Another version of the origin of the Melungeon, this time Africa:
They first settled in Virginia one year before the Pil-grims landed at Plymouth Rock. They were free Americans 150 years before George Washington fought the British.African Origins of the Melungeons
Some of their descendants are world famous: Abraham Lincoln through his mother Nancy Hanks, actor Tom Hanks, Elvis Presley, Heather Locklear, Ava Gardner, comedian Steve Martin, singer-writer Rich Mullins and many others.
Yet the African-American ancestors of mixed groups like the Melungeons and their brothers, the Lumbees, Red Bones, Brass Ankles, and others are only now beginning to emerge from the dim mists of early American history.
The following advertisement was placed in the North Carolina Gazette on April 10, 1778 by Johnson Driggers, a desperate Melungeon father seeking his abducted children.Malungu: The Mbundu-African Origin of the American Melungeons
"On Saturday night, April the 4th, broke into the house of the subscriber at the head of Green's Creek - where I had some small property under the care of Ann Driggers, a free Negro woman - two men in disguise, with marks on their faces and clubs in their hands, beat and wounded her terribly and carried away four of her children, three girls and a boy, the biggest of said girls got off in the dark and made her escape, one of the girls name is Becca, and other is Charita, the boy is named Shadrack..."
This early newspaper notice described a common threat to free blacks and Melungeons in 18th century America. The lucrative American slave market enticed man-stealers to prey on free African and free mulatto communities. Freeborn mulatto Drury Tann of the Melungeon Tann family of North Carolina, applied for his Revolutionary War pension in 1834. In his pension application is an account of his early abduction by man-stealers.

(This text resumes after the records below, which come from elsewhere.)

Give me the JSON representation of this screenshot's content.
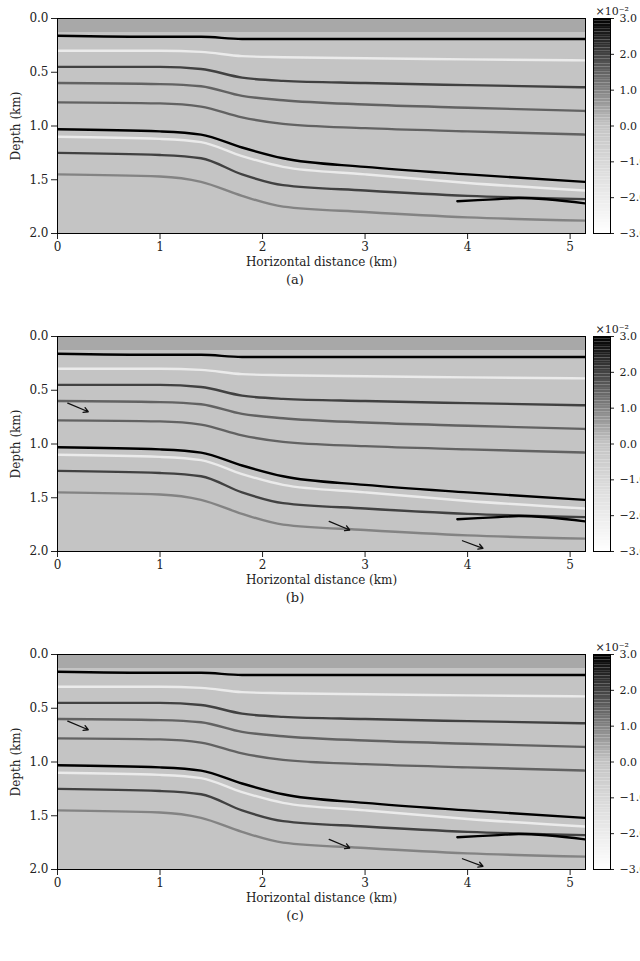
{
  "chart_data": [
    {
      "type": "seismic_section",
      "caption": "(a)",
      "x_label": "Horizontal distance (km)",
      "y_label": "Depth (km)",
      "xlim": [
        0,
        5.15
      ],
      "ylim": [
        2,
        0
      ],
      "xticks": [
        0,
        1,
        2,
        3,
        4,
        5
      ],
      "yticks": [
        {
          "value": 0,
          "label": "0.0"
        },
        {
          "value": 0.5,
          "label": "0.5"
        },
        {
          "value": 1,
          "label": "1.0"
        },
        {
          "value": 1.5,
          "label": "1.5"
        },
        {
          "value": 2,
          "label": "2.0"
        }
      ],
      "colorbar": {
        "range": [
          -3,
          3
        ],
        "ticks": [
          -3,
          -2,
          -1,
          0,
          1,
          2,
          3
        ],
        "label": "×10⁻²"
      },
      "water_bottom": 0.13,
      "horizons": [
        {
          "amplitude": 3,
          "x": [
            0,
            1,
            1.4,
            1.8,
            2.2,
            3,
            4,
            5.15
          ],
          "depth": [
            0.16,
            0.17,
            0.17,
            0.19,
            0.19,
            0.19,
            0.19,
            0.19
          ]
        },
        {
          "amplitude": -2,
          "x": [
            0,
            1,
            1.4,
            1.8,
            2.2,
            3,
            4,
            5.15
          ],
          "depth": [
            0.3,
            0.3,
            0.31,
            0.35,
            0.36,
            0.37,
            0.38,
            0.39
          ]
        },
        {
          "amplitude": 2,
          "x": [
            0,
            1,
            1.4,
            1.8,
            2.2,
            3,
            4,
            5.15
          ],
          "depth": [
            0.45,
            0.45,
            0.47,
            0.55,
            0.58,
            0.6,
            0.62,
            0.64
          ]
        },
        {
          "amplitude": 1.5,
          "x": [
            0,
            1,
            1.4,
            1.8,
            2.2,
            3,
            4,
            5.15
          ],
          "depth": [
            0.6,
            0.61,
            0.63,
            0.72,
            0.76,
            0.8,
            0.83,
            0.86
          ]
        },
        {
          "amplitude": 1.5,
          "x": [
            0,
            1,
            1.4,
            1.8,
            2.2,
            3,
            4,
            5.15
          ],
          "depth": [
            0.78,
            0.79,
            0.82,
            0.92,
            0.98,
            1.02,
            1.05,
            1.08
          ]
        },
        {
          "amplitude": 3,
          "x": [
            0,
            1,
            1.4,
            1.8,
            2.2,
            3,
            4,
            5.15
          ],
          "depth": [
            1.03,
            1.05,
            1.08,
            1.2,
            1.3,
            1.38,
            1.45,
            1.52
          ]
        },
        {
          "amplitude": -2,
          "x": [
            0,
            1,
            1.4,
            1.8,
            2.2,
            3,
            4,
            5.15
          ],
          "depth": [
            1.1,
            1.12,
            1.15,
            1.28,
            1.38,
            1.45,
            1.53,
            1.6
          ]
        },
        {
          "amplitude": 2,
          "x": [
            0,
            1,
            1.4,
            1.8,
            2.2,
            3,
            4,
            5.15
          ],
          "depth": [
            1.25,
            1.27,
            1.3,
            1.45,
            1.55,
            1.6,
            1.65,
            1.68
          ]
        },
        {
          "amplitude": 1,
          "x": [
            0,
            1,
            1.4,
            1.8,
            2.2,
            3,
            4,
            5.15
          ],
          "depth": [
            1.45,
            1.47,
            1.52,
            1.65,
            1.75,
            1.8,
            1.85,
            1.88
          ]
        },
        {
          "amplitude": 3,
          "x": [
            3.9,
            4.3,
            4.5,
            5.15
          ],
          "depth": [
            1.7,
            1.68,
            1.67,
            1.72
          ]
        }
      ]
    },
    {
      "type": "seismic_section",
      "caption": "(b)",
      "x_label": "Horizontal distance (km)",
      "y_label": "Depth (km)",
      "xlim": [
        0,
        5.15
      ],
      "ylim": [
        2,
        0
      ],
      "xticks": [
        0,
        1,
        2,
        3,
        4,
        5
      ],
      "yticks": [
        {
          "value": 0,
          "label": "0.0"
        },
        {
          "value": 0.5,
          "label": "0.5"
        },
        {
          "value": 1,
          "label": "1.0"
        },
        {
          "value": 1.5,
          "label": "1.5"
        },
        {
          "value": 2,
          "label": "2.0"
        }
      ],
      "colorbar": {
        "range": [
          -3,
          3
        ],
        "ticks": [
          -3,
          -2,
          -1,
          0,
          1,
          2,
          3
        ],
        "label": "×10⁻²"
      },
      "water_bottom": 0.13,
      "horizons": [
        {
          "amplitude": 3,
          "x": [
            0,
            1,
            1.4,
            1.8,
            2.2,
            3,
            4,
            5.15
          ],
          "depth": [
            0.16,
            0.17,
            0.17,
            0.19,
            0.19,
            0.19,
            0.19,
            0.19
          ]
        },
        {
          "amplitude": -2,
          "x": [
            0,
            1,
            1.4,
            1.8,
            2.2,
            3,
            4,
            5.15
          ],
          "depth": [
            0.3,
            0.3,
            0.31,
            0.35,
            0.36,
            0.37,
            0.38,
            0.39
          ]
        },
        {
          "amplitude": 2,
          "x": [
            0,
            1,
            1.4,
            1.8,
            2.2,
            3,
            4,
            5.15
          ],
          "depth": [
            0.45,
            0.45,
            0.47,
            0.55,
            0.58,
            0.6,
            0.62,
            0.64
          ]
        },
        {
          "amplitude": 1.5,
          "x": [
            0,
            1,
            1.4,
            1.8,
            2.2,
            3,
            4,
            5.15
          ],
          "depth": [
            0.6,
            0.61,
            0.63,
            0.72,
            0.76,
            0.8,
            0.83,
            0.86
          ]
        },
        {
          "amplitude": 1.5,
          "x": [
            0,
            1,
            1.4,
            1.8,
            2.2,
            3,
            4,
            5.15
          ],
          "depth": [
            0.78,
            0.79,
            0.82,
            0.92,
            0.98,
            1.02,
            1.05,
            1.08
          ]
        },
        {
          "amplitude": 3,
          "x": [
            0,
            1,
            1.4,
            1.8,
            2.2,
            3,
            4,
            5.15
          ],
          "depth": [
            1.03,
            1.05,
            1.08,
            1.2,
            1.3,
            1.38,
            1.45,
            1.52
          ]
        },
        {
          "amplitude": -2,
          "x": [
            0,
            1,
            1.4,
            1.8,
            2.2,
            3,
            4,
            5.15
          ],
          "depth": [
            1.1,
            1.12,
            1.15,
            1.28,
            1.38,
            1.45,
            1.53,
            1.6
          ]
        },
        {
          "amplitude": 2,
          "x": [
            0,
            1,
            1.4,
            1.8,
            2.2,
            3,
            4,
            5.15
          ],
          "depth": [
            1.25,
            1.27,
            1.3,
            1.45,
            1.55,
            1.6,
            1.65,
            1.68
          ]
        },
        {
          "amplitude": 1,
          "x": [
            0,
            1,
            1.4,
            1.8,
            2.2,
            3,
            4,
            5.15
          ],
          "depth": [
            1.45,
            1.47,
            1.52,
            1.65,
            1.75,
            1.8,
            1.85,
            1.88
          ]
        },
        {
          "amplitude": 3,
          "x": [
            3.9,
            4.3,
            4.5,
            5.15
          ],
          "depth": [
            1.7,
            1.68,
            1.67,
            1.72
          ]
        }
      ],
      "arrows": [
        {
          "x1": 0.1,
          "y1": 0.62,
          "x2": 0.3,
          "y2": 0.7
        },
        {
          "x1": 2.65,
          "y1": 1.72,
          "x2": 2.85,
          "y2": 1.8
        },
        {
          "x1": 3.95,
          "y1": 1.9,
          "x2": 4.15,
          "y2": 1.97
        }
      ]
    },
    {
      "type": "seismic_section",
      "caption": "(c)",
      "x_label": "Horizontal distance (km)",
      "y_label": "Depth (km)",
      "xlim": [
        0,
        5.15
      ],
      "ylim": [
        2,
        0
      ],
      "xticks": [
        0,
        1,
        2,
        3,
        4,
        5
      ],
      "yticks": [
        {
          "value": 0,
          "label": "0.0"
        },
        {
          "value": 0.5,
          "label": "0.5"
        },
        {
          "value": 1,
          "label": "1.0"
        },
        {
          "value": 1.5,
          "label": "1.5"
        },
        {
          "value": 2,
          "label": "2.0"
        }
      ],
      "colorbar": {
        "range": [
          -3,
          3
        ],
        "ticks": [
          -3,
          -2,
          -1,
          0,
          1,
          2,
          3
        ],
        "label": "×10⁻²"
      },
      "water_bottom": 0.13,
      "horizons": [
        {
          "amplitude": 3,
          "x": [
            0,
            1,
            1.4,
            1.8,
            2.2,
            3,
            4,
            5.15
          ],
          "depth": [
            0.16,
            0.17,
            0.17,
            0.19,
            0.19,
            0.19,
            0.19,
            0.19
          ]
        },
        {
          "amplitude": -2,
          "x": [
            0,
            1,
            1.4,
            1.8,
            2.2,
            3,
            4,
            5.15
          ],
          "depth": [
            0.3,
            0.3,
            0.31,
            0.35,
            0.36,
            0.37,
            0.38,
            0.39
          ]
        },
        {
          "amplitude": 2,
          "x": [
            0,
            1,
            1.4,
            1.8,
            2.2,
            3,
            4,
            5.15
          ],
          "depth": [
            0.45,
            0.45,
            0.47,
            0.55,
            0.58,
            0.6,
            0.62,
            0.64
          ]
        },
        {
          "amplitude": 1.5,
          "x": [
            0,
            1,
            1.4,
            1.8,
            2.2,
            3,
            4,
            5.15
          ],
          "depth": [
            0.6,
            0.61,
            0.63,
            0.72,
            0.76,
            0.8,
            0.83,
            0.86
          ]
        },
        {
          "amplitude": 1.5,
          "x": [
            0,
            1,
            1.4,
            1.8,
            2.2,
            3,
            4,
            5.15
          ],
          "depth": [
            0.78,
            0.79,
            0.82,
            0.92,
            0.98,
            1.02,
            1.05,
            1.08
          ]
        },
        {
          "amplitude": 3,
          "x": [
            0,
            1,
            1.4,
            1.8,
            2.2,
            3,
            4,
            5.15
          ],
          "depth": [
            1.03,
            1.05,
            1.08,
            1.2,
            1.3,
            1.38,
            1.45,
            1.52
          ]
        },
        {
          "amplitude": -2,
          "x": [
            0,
            1,
            1.4,
            1.8,
            2.2,
            3,
            4,
            5.15
          ],
          "depth": [
            1.1,
            1.12,
            1.15,
            1.28,
            1.38,
            1.45,
            1.53,
            1.6
          ]
        },
        {
          "amplitude": 2,
          "x": [
            0,
            1,
            1.4,
            1.8,
            2.2,
            3,
            4,
            5.15
          ],
          "depth": [
            1.25,
            1.27,
            1.3,
            1.45,
            1.55,
            1.6,
            1.65,
            1.68
          ]
        },
        {
          "amplitude": 1,
          "x": [
            0,
            1,
            1.4,
            1.8,
            2.2,
            3,
            4,
            5.15
          ],
          "depth": [
            1.45,
            1.47,
            1.52,
            1.65,
            1.75,
            1.8,
            1.85,
            1.88
          ]
        },
        {
          "amplitude": 3,
          "x": [
            3.9,
            4.3,
            4.5,
            5.15
          ],
          "depth": [
            1.7,
            1.68,
            1.67,
            1.72
          ]
        }
      ],
      "arrows": [
        {
          "x1": 0.1,
          "y1": 0.62,
          "x2": 0.3,
          "y2": 0.7
        },
        {
          "x1": 2.65,
          "y1": 1.72,
          "x2": 2.85,
          "y2": 1.8
        },
        {
          "x1": 3.95,
          "y1": 1.9,
          "x2": 4.15,
          "y2": 1.97
        }
      ]
    }
  ]
}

"He (Tann) was stolen from his parents when a small boy by persons unknown to him, who were carrying him to sell him into Slavery, and had gotten with him and other stolen property as far as the mountains on their way...his parents made a complaint to a Mr. Tanner Alford who was then a magistrate in the county of Wake State of North Carolina, to get me back from those who had stolen me and he did pursue the rogues and overtook them at the mountains and took me from them."
On March 12, 1754, John Scott, a "free Negro" of Berkely County, South Carolina with Melungeon ties filed an affidavit notifying authorities in Orange County, North Carolina of a similar abduction.
"Joseph Deevit, Wm. Deevit, and Zachariah Martin entered by force the house of his daughter, Amy Hawley, and carried her off by force with her six children, and he thinks they are taking them north to sell as slaves."